Quem nunca passou por uma montra da Hussel num centro comercial e sentiu aquele impulso de entrar só para escolher um bombom ou uma guloseima? O encerramento desta rede de chocolaterias em Portugal marcou um momento simbólico para o mercado de chocolates no país. Depois de mais de três décadas de atividade, a marca passou a representar, ao mesmo tempo, a força da memória afetiva dos consumidores e os limites impostos pelo atual contexto económico.
Como a história da Hussel se cruzou com o dia a dia dos portugueses
Ao longo de mais de 30 anos, a Hussel fez parte do quotidiano de várias gerações, associando-se a datas festivas, pequenos presentes e momentos de consumo por impulso. O desaparecimento da marca não afeta apenas uma rede específica, mas revela mudanças profundas no retalho de chocolates e guloseimas em Portugal, pressionado por matérias-primas mais caras e por consumidores mais digitais.
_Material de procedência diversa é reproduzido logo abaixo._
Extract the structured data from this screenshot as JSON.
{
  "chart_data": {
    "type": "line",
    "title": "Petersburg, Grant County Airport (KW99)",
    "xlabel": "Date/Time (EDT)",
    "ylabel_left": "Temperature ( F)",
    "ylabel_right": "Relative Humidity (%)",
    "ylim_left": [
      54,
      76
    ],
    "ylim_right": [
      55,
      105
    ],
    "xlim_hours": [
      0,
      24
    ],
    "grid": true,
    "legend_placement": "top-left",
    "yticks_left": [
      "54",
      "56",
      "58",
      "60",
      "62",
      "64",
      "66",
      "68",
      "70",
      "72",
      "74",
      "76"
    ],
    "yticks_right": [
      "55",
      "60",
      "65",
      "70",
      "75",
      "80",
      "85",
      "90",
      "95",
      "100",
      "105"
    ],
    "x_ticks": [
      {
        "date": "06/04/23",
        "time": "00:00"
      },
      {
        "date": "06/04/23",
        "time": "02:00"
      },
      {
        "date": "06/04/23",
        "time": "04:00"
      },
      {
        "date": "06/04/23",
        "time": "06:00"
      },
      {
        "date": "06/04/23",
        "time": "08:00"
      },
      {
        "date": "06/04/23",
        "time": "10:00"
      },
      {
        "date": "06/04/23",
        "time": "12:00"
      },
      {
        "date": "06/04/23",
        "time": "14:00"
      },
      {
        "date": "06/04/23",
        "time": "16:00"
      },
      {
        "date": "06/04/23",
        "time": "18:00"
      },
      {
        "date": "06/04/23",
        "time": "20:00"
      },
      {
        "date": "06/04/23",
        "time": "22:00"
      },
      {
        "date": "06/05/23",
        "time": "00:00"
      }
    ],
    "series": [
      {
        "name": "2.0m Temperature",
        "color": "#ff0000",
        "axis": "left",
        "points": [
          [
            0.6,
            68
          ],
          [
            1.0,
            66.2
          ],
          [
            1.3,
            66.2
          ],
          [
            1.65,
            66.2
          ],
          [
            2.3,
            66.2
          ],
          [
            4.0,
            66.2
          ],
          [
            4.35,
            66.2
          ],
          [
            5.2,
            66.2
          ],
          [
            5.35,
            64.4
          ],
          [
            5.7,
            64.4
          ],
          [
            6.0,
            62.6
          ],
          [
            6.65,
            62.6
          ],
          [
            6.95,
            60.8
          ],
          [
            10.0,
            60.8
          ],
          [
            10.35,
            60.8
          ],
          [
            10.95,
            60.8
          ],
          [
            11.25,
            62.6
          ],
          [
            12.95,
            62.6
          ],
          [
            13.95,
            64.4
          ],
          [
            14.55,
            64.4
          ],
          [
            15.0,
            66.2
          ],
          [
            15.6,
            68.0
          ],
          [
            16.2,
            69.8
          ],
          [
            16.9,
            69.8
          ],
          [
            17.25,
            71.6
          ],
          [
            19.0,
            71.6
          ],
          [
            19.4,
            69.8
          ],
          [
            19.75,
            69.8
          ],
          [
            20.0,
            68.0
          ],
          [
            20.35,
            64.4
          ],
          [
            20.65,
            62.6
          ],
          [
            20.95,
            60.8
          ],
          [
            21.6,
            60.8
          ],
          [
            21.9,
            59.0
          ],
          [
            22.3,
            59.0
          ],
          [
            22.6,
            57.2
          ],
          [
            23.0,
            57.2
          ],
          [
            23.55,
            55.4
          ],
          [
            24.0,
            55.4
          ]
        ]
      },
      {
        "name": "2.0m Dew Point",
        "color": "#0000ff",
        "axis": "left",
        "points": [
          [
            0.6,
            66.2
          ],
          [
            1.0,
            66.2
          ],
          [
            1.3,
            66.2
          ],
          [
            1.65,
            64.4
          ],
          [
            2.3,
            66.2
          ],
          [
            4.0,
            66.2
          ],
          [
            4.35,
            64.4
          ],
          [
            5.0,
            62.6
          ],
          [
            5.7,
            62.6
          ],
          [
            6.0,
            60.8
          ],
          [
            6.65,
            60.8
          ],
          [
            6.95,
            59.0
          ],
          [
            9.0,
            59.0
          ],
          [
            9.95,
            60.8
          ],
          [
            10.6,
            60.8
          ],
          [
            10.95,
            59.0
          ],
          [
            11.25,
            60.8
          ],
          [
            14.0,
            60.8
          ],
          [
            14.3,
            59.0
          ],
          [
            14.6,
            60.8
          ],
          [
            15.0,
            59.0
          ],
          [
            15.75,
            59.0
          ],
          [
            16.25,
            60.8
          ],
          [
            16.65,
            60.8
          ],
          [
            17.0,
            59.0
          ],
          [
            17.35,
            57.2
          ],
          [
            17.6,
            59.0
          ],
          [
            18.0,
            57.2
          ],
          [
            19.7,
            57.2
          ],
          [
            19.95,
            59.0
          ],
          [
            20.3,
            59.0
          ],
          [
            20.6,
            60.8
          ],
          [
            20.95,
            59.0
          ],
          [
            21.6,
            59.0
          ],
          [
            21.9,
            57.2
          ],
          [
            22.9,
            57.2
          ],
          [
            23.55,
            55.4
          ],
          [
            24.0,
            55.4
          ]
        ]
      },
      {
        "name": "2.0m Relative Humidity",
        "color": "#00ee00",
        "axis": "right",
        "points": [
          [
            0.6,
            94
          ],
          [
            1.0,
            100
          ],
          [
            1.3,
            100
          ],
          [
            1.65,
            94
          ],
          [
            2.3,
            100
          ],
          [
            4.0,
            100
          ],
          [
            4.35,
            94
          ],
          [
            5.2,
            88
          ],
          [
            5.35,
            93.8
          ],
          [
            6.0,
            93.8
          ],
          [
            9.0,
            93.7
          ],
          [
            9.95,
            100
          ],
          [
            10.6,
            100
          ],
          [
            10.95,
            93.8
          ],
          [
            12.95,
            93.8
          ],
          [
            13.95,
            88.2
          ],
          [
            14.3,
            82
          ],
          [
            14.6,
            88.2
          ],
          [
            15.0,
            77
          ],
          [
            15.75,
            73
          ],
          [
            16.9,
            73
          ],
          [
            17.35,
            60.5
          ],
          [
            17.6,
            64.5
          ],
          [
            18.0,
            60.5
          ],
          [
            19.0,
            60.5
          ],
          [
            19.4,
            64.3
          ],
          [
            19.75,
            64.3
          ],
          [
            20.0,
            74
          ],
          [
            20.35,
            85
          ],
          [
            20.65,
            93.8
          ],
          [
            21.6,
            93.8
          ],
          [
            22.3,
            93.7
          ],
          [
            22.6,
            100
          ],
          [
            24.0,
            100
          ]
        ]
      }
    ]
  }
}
A entrada da Hussel em Portugal, no início da década de 1990, coincidiu com a expansão dos grandes centros comerciais no país. A primeira loja, num espaço emblemático de Lisboa, trouxe um conceito que combinava chocolates finos, bombons, gomas e outras guloseimas vendidas a granel, num ambiente visualmente apelativo e pensado para compras rápidas.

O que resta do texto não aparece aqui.